Lorre later said he was glad to be playing "a nice man. On one hand I can count the times I've [played] a nice man. I enjoy being normal." He nearly paid the ultimate price, however. One day, while shooting a running scene in Cordoba in triple-digit heat, Lorre collapsed from sunstroke. He was mostly unconscious and pale, his belly heaving and his breathing shallow. Several doctors (there happened to be a surgeons' convention in town) believed he would die. Then a local doctor suggested bloodletting by the use of leeches. Lorre consented, and the treatment worked "almost immediately," according to Todd. Lauren Bacall, upon hearing the news, touchingly rushed to Spain to sit by her old friend Lorre's bedside as he recovered. He was up and working again two weeks later, although a body double completed his running scenes. Asked if his near-death experience had changed his outlook on life, Lorre replied, "I didn't die, so it didn't change my outlook."

Director (and former cinematographer) Jack Cardiff later recounted that he "jumped at the chance" to film a script that "was very well-written and...really dramatized the smells." But he was disappointed in the outcome. "Everything smelled like cheap perfume," he recalled.

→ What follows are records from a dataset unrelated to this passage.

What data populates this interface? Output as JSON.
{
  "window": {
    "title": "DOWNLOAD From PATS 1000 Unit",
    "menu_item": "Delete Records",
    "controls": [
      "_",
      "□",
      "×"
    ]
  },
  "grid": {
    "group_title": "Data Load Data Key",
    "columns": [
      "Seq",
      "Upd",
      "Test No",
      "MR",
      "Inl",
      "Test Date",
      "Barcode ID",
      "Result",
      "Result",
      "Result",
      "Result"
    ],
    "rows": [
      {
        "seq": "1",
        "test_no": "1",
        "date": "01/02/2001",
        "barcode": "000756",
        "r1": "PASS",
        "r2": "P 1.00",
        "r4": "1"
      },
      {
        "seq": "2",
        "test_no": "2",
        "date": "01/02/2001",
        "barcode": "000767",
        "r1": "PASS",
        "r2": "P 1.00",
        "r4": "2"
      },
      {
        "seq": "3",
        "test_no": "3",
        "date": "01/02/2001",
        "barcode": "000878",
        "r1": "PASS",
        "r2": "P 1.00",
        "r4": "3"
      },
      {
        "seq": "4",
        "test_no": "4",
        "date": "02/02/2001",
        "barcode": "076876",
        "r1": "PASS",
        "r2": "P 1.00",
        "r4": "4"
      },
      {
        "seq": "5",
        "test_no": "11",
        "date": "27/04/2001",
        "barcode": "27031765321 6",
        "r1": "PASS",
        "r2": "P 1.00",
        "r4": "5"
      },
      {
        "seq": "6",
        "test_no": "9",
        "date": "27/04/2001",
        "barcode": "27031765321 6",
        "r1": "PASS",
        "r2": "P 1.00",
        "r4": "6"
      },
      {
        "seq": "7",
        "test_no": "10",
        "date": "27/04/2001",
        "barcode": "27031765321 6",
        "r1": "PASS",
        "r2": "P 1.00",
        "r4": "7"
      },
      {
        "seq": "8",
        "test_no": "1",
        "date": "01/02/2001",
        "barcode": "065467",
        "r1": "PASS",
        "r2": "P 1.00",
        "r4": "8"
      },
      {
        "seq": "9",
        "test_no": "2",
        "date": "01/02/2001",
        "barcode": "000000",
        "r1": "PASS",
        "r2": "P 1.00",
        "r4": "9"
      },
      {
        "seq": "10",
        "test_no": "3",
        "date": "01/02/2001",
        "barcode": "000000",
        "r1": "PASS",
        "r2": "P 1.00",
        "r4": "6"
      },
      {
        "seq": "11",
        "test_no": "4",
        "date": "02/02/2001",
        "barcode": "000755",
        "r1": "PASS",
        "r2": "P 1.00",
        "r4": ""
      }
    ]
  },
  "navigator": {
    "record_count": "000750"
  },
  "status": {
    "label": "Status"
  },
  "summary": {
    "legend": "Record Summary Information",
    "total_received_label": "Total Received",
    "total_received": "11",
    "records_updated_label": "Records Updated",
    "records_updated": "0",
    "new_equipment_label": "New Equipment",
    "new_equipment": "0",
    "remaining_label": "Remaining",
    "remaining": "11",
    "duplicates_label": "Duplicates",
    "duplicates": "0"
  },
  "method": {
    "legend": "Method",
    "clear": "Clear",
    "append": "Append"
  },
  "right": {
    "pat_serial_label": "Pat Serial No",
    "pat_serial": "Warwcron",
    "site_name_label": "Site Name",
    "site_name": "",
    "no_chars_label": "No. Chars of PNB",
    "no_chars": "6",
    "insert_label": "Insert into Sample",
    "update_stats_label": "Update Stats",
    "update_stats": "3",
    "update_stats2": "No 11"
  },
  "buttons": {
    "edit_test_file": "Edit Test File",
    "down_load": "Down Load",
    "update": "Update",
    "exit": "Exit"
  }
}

Indeed, Scent of Mystery ran into technical problems that doomed the film and the process--dubbed Smell-O-Vision--forever more. The scents themselves smelled like chemicals, they sometimes didn't reach balcony seats until a few seconds after they were meant to, and each smell lingered in the air for too long, mingling with the next one. (A neutralizing odor was meant to take care of this issue but didn't work too well.) Critics also reported that "some odors elicited sneezes from the spectators," and "being so close to the smells, one's nose finds no escape and remains in a state of constant confusion."

Making matters worse, the film's January 1960 opening, preceded by a massive advertising blitz for Smell-O-Vision, was also preceded by another movie using a similar gimmick. Seizing a chance to capitalize on the publicity, producer Walter Reade, Jr., acquired the rights to an award-winning 1958 documentary entitled Behind the Great Wall, a travelogue about China, and hired a scientist to create odors to accompany it, which were released through the theaters' air conditioning vents. Reade called this AromaRama, and Variety labeled the bizarre situation as "The Battle of the Smellies."

That said, Scent of Mystery actually drew mixed reviews overall, with several outlets finding it to be good, tongue-in-cheek fun--at the very least gorgeously photographed in Spain. In any event, the use of smell did not take hold and vanished from filmmaking, with the notable exception of John Waters's 1981 cult classic Polyester, in which audiences used scratch-and-sniff cards.

Elizabeth Taylor, who makes a cameo appearance, had been married to Mike Todd when he died. As this film was being made, she married for a fourth time, to Eddie Fisher, who sings the title song. In 1961, Michael Todd, Jr. struck a deal to re-release the film in the three-panel Cinemiracle process, without smells, under the title Holiday in Spain.